How an EV Charger Works?
An EV Charger works by converting alternating current (AC) electricity from the grid to direct current (DC). The electricity is altered when the cable from the charging station is plugged into the port of your electric car and continues until the battery is fully charged. This makes it a convenient method and a cost-effective way to power your vehicle.
Which EV Charger Should I buy?
When it comes to EV Chargers, there are three main types available on the market to choose from: Level 1 Chargers, Level 2 Chargers and DC Fast Chargers.
Level 1 Chargers - These are considered the slowest charger available. They use a standard 120-volt household outlet that can add approximately 5 miles of range per hour of charging.
Level 2 Chargers - These are faster than Level 1 Chargers that use a 240-volt outlet. Level 2 chargers can add approximately 25 miles of range per hour of charging.
DC Fast Chargers - These are the fastest EV Chargers available that can add around 80 miles of range in approximately 15 minutes of charging.
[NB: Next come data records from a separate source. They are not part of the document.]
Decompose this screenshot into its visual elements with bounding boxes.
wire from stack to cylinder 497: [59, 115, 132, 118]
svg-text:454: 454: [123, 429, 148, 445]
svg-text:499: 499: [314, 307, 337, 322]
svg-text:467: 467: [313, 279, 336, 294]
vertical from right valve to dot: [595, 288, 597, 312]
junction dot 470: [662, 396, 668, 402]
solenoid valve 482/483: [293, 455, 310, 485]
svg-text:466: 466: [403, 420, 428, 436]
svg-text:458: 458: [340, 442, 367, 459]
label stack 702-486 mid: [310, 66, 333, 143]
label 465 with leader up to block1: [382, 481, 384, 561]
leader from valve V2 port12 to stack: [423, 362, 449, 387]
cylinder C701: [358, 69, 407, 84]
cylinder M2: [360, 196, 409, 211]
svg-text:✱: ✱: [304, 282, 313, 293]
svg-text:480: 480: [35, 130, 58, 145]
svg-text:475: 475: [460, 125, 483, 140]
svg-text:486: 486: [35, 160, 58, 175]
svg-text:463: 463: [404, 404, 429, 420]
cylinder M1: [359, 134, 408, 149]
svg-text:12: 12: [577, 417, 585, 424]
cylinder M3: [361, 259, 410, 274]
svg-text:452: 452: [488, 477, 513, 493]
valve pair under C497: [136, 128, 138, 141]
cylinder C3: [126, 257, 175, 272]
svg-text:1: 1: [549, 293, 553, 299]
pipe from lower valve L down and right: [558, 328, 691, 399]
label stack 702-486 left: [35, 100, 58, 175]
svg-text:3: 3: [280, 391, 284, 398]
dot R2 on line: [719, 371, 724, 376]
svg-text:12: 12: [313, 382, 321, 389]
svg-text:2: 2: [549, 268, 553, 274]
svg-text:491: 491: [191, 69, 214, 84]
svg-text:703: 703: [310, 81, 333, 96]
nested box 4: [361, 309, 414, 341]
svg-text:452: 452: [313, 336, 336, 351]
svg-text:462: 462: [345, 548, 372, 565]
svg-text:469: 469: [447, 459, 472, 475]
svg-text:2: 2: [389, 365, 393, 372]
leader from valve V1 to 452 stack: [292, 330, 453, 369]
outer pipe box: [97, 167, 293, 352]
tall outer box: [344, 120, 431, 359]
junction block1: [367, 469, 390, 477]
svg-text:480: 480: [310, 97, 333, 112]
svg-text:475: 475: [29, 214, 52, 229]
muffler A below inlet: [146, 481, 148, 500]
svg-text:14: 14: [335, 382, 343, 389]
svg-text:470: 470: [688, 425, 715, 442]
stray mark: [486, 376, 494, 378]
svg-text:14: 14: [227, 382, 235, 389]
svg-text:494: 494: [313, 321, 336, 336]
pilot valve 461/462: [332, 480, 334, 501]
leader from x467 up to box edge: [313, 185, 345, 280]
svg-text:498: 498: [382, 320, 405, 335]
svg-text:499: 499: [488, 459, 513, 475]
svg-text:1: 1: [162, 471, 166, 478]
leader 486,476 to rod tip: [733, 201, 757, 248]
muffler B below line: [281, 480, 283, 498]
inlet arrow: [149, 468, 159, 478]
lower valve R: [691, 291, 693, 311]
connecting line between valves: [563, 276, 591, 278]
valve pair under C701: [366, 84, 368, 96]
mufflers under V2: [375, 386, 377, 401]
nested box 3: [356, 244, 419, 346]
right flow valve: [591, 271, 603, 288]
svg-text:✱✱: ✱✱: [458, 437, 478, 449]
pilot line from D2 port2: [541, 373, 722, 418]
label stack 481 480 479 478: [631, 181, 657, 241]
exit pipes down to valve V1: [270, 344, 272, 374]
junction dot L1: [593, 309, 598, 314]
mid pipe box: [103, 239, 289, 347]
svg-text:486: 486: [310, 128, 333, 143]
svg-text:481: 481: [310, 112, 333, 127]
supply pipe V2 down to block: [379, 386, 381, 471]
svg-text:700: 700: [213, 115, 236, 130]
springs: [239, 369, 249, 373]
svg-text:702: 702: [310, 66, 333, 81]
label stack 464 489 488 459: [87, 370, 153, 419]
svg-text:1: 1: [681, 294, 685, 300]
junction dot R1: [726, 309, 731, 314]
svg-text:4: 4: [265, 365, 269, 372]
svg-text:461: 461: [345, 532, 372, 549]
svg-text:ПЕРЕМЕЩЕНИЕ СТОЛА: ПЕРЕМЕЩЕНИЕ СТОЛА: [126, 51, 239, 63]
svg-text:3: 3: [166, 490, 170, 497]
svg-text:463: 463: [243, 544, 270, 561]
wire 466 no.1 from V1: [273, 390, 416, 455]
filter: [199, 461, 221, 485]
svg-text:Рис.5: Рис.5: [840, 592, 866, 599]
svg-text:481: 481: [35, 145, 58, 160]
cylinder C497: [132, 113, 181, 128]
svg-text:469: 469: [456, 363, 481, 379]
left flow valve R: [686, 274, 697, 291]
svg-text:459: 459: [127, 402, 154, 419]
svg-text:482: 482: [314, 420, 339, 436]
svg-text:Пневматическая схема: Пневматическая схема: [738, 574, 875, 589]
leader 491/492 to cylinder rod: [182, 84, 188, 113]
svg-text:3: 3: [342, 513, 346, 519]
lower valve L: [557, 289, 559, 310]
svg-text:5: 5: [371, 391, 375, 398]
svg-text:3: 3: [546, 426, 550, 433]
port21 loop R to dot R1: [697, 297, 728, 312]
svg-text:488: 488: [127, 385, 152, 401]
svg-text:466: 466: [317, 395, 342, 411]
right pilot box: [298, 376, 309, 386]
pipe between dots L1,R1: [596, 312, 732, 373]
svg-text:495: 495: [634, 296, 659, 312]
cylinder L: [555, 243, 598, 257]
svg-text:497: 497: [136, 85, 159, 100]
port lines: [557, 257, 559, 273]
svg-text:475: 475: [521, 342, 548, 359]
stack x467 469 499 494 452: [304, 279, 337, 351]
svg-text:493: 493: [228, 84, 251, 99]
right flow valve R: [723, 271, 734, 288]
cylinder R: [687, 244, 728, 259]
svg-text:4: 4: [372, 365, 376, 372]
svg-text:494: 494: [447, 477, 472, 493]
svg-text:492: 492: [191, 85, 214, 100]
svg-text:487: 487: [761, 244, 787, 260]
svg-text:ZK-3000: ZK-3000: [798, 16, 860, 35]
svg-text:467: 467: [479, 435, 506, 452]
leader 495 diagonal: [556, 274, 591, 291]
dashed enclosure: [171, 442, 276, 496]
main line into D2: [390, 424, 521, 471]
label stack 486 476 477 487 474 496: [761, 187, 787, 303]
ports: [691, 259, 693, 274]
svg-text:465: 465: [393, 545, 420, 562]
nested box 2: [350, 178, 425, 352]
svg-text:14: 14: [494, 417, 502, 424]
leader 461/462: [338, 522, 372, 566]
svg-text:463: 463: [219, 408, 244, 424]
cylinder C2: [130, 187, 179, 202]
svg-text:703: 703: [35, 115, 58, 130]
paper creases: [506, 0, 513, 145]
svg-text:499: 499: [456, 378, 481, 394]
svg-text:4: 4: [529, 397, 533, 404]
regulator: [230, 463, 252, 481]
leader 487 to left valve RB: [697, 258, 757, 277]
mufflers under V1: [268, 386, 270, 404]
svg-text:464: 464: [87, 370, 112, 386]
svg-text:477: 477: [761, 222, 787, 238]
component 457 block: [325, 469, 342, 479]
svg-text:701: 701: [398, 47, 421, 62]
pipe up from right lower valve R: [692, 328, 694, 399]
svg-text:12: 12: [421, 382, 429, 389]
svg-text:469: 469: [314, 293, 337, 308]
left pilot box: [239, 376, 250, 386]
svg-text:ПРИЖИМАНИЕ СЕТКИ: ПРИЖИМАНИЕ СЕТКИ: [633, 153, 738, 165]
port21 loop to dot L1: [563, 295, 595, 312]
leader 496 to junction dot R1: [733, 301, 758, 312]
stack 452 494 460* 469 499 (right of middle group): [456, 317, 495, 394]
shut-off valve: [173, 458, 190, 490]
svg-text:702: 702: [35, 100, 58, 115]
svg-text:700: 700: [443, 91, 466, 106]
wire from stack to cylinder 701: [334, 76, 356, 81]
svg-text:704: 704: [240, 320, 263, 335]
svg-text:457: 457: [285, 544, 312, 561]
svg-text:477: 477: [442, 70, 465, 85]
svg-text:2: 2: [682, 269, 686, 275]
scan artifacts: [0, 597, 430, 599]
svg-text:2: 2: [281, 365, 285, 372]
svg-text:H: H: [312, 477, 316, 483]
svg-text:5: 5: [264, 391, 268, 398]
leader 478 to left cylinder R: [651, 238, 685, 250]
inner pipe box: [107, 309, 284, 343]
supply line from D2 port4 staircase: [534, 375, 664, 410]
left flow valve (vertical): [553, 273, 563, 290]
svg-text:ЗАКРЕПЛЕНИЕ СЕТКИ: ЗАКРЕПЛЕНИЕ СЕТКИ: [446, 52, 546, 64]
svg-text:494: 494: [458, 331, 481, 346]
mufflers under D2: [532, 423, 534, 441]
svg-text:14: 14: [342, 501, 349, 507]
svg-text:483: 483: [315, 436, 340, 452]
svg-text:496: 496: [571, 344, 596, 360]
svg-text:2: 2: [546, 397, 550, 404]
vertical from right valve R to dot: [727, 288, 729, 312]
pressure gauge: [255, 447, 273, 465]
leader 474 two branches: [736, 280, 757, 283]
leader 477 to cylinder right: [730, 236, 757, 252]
DC Chargers are typically found at public charging stations but are becoming a popular choice among installers for home installations.
While there are 3 types available, a 7.4kW charger generally be recommended for an average home & EV in the UK - however if you are looking to save some money, a 3.6kW charger would suffice if you don’t mind slower charging speeds.
Chargers come with various features such as built-in Wi-Fi, Bluetooth compatibility and voice control. For example, the Wallbox Pulsar range
features a compact, robust design that provides a powerful, fast charge. It also comes with a range of helpful smart features to make EV charging even easier.
What Plug Connection will I need?
There are two different connectors available for charging an electric car at home.
Type 1 connectors - are older, and differently shaped to the standard type 2 socket. They are rare these days, with most new EVs using type 2 connectors. However, they are still available for those with pre-2014 electric vehicles.
Type 2 connectors - are the most commonly used socket for electric cars. This is because EU regulations state that all plug-in vehicles manufactured after 2014 must have a Type 2 socket.